- This event has passed.
CDS Seminar(17 December, 2019): Erasure Coded Computations
Tue, 17 Dec 19 @ 11:00 AM -- 12:30 PM
Department of Computational and Data Sciences
SPEAKER: Prof. Ananth Grama
TITLE: “Erasure Coded Computations”
Venue: #102, CDS Seminar Hall
Date & Time: Dec 17, 2019, 11:00 AM
Dealing with hardware and software faults is an important problem, as parallel and distributed systems scale to millions of processing cores and across wide area networks. Traditional methods for dealing with faults include checkpoint-restart, active replicas, and deterministic replay. These techniques have significant associated resource overheads and constraints. We propose a completely new approach to fault tolerant computations using an analog of a commonly used technique in storage — erasure coding. In storage, an encoding-decoding pair corresponds to an identity function — i.e., the decoded form of erasure coded data must be identical to the original data even in the presence of (a bounded number of) erasures. In the computational analog, the decoded form of an encoded data on which an algorithm has been executed must be identical to the result of the algorithm on the original data, in the presence of processor failures. Stated otherwise, erasure coded computations apply a minimally modified algorithm on a suitably augmented (coded) input to produce an augmented output. The execution of such an algorithm proceeds completely oblivious to faults in the system. In the event of one or more faults, the real solution is recovered using a rapid reconstruction method (decoding) from the augmented output. We demonstrate this approach on two common problems — solving sparse linear systems and solving eigenvalue problems. We present input augmentation and output recovery techniques for these problems. Through detailed experiments, we show that our approach can be made oblivious to a large number of faults with very low computational overhead. Specifically, we demonstrate typical cases where a single fault can be corrected with less than 10% overhead in time and space, and even in extreme cases (fault rates of 20%), our approach is able to compute a solution with reasonable overhead. These results represent a significant improvement over the state of the art and present significant new opportunities for programming models at scale that do not enforce synchrony or require periodic checkpoints/ reductions to persistent storage.

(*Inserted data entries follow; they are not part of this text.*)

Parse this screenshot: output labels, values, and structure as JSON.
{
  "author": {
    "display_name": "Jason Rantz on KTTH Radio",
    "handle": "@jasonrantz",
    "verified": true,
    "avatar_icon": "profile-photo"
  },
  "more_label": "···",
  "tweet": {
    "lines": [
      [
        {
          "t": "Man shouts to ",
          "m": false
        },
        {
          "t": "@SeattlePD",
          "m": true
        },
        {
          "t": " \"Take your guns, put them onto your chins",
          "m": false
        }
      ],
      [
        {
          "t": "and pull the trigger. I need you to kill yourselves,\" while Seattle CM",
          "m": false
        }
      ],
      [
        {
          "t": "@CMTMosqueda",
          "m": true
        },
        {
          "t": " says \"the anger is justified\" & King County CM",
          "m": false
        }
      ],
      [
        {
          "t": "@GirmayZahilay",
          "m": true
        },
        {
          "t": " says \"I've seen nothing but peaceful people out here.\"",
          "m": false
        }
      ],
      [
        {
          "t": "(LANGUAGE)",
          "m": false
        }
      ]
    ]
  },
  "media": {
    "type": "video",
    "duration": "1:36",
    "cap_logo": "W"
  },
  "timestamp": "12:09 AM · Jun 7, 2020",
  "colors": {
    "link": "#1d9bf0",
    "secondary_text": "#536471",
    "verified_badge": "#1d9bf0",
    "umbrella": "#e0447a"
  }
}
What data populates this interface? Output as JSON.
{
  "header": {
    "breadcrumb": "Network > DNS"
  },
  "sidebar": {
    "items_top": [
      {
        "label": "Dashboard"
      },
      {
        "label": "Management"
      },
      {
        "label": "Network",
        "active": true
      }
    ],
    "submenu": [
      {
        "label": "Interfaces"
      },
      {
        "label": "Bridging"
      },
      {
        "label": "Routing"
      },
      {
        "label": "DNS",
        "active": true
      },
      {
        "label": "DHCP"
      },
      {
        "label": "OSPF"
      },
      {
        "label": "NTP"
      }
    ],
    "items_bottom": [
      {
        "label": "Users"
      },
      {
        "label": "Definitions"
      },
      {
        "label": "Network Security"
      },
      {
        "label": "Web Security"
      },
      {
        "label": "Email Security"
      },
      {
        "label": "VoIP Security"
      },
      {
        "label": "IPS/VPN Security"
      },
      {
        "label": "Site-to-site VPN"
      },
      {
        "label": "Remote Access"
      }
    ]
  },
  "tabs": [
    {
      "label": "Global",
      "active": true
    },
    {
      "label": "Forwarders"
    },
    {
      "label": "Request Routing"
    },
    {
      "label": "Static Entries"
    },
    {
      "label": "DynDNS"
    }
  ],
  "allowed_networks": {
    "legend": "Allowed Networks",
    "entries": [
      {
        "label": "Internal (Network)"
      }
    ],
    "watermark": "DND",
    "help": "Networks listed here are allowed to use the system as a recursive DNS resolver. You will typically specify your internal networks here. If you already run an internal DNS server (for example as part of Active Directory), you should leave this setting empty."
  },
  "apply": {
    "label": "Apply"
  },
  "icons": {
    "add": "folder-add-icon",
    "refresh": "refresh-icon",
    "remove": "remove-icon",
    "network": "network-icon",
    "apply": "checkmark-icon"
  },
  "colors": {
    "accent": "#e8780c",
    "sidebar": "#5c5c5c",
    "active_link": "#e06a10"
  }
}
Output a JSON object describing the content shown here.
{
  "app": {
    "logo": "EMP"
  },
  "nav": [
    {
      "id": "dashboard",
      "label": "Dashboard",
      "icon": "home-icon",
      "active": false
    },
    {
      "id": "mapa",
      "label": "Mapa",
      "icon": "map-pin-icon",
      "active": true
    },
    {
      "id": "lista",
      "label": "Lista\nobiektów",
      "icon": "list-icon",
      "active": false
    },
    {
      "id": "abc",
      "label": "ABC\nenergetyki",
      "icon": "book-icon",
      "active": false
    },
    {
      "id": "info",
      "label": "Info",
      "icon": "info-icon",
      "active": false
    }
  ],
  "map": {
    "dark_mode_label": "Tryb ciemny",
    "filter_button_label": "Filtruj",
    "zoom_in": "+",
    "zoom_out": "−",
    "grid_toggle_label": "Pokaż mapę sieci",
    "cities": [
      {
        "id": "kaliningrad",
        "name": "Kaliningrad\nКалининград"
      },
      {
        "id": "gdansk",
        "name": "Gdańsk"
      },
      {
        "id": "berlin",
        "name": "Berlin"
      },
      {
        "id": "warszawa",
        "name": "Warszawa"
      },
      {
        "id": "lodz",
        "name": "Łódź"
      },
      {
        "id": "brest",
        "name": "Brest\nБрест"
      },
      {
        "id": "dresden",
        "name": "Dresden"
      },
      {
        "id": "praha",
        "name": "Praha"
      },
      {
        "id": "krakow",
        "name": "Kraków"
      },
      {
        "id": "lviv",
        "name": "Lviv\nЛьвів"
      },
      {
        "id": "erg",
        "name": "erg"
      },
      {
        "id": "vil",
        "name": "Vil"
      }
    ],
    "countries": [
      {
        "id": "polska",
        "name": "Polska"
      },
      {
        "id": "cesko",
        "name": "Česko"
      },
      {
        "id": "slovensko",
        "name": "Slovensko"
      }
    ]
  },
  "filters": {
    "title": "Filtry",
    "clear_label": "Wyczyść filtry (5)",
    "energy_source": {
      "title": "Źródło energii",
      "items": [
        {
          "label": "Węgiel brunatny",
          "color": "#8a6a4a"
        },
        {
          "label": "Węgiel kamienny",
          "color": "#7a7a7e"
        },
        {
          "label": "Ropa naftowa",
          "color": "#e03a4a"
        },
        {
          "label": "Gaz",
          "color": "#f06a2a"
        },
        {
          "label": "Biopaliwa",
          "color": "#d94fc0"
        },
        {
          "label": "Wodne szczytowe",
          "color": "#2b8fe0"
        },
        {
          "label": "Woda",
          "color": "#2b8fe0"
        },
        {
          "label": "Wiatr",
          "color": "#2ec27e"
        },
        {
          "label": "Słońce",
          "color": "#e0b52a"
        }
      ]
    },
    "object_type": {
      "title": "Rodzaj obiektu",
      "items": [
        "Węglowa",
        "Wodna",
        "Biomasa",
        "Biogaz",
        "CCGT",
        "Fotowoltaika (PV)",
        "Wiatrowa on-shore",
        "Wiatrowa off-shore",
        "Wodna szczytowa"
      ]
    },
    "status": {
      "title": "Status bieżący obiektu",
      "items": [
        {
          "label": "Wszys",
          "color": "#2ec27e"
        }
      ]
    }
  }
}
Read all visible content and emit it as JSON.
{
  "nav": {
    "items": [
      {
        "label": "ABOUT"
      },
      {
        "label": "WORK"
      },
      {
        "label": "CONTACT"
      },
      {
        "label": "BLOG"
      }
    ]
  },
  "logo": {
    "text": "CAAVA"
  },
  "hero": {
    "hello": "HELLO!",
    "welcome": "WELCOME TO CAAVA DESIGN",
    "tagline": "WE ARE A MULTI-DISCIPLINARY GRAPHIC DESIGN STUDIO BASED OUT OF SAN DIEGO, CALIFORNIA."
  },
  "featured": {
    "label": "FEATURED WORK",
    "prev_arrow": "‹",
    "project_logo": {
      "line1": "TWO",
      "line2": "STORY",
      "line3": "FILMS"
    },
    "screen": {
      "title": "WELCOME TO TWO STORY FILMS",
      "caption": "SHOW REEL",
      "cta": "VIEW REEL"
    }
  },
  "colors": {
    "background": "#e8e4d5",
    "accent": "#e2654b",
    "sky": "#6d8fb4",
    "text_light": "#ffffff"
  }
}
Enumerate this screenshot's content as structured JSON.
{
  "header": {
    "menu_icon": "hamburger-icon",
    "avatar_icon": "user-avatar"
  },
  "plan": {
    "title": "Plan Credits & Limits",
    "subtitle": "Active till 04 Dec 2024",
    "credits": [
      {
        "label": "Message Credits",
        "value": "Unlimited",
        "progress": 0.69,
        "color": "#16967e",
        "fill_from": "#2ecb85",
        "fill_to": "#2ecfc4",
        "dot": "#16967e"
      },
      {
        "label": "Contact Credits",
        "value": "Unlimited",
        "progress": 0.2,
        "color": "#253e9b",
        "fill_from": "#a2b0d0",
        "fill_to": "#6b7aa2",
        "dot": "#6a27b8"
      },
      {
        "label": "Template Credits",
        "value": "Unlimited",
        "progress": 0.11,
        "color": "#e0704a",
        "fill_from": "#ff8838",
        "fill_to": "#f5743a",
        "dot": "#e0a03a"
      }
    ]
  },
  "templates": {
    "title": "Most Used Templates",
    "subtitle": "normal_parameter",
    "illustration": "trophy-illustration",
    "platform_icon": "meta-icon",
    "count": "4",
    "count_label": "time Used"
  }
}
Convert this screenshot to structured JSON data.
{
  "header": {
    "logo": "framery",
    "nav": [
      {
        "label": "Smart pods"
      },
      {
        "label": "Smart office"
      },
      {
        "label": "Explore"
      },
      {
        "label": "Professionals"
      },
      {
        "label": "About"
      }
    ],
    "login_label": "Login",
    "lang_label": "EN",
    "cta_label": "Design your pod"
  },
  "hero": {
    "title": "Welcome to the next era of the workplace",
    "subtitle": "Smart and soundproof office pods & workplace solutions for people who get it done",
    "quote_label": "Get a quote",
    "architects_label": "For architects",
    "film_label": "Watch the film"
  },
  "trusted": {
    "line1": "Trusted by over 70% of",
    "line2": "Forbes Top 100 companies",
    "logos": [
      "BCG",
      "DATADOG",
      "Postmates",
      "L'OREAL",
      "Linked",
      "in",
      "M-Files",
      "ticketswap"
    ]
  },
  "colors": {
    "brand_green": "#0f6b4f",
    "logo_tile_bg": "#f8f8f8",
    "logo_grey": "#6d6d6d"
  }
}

This work is in collaboration with David Gleich (Purdue), Ahmed Sameh (Purdue), Yao Zhu (Bloomberg), and Xuejiao Kang (Facebook).
Ananth Grama is the Samuel Conte Professor of Computer Science at Purdue University. He works in broad areas of parallel and distributed computing, scientific computing, and large-scale data analytics. He received his PhD from the University of Minnesota in 1996, and has been at Purdue since then. He served as the Director of the Computational Science and Engineering and Computational Life Sciences programs at Purdue from 2012 – 16, and Chaired the Biodata Management and Analysis (BDMA) Study Section of the National Institute of Health from 2012 – 14. He is a recipient of the National Science Foundation CAREER award (1998), Purdue University Faculty Scholar Award (2002-07), a Fellow of the American Association for the Advancement of Sciences (2013), and a Distinguished Alumnus of the University of Minnesota (2016).
Host Faculty: Prof. Sashikumaar Ganesan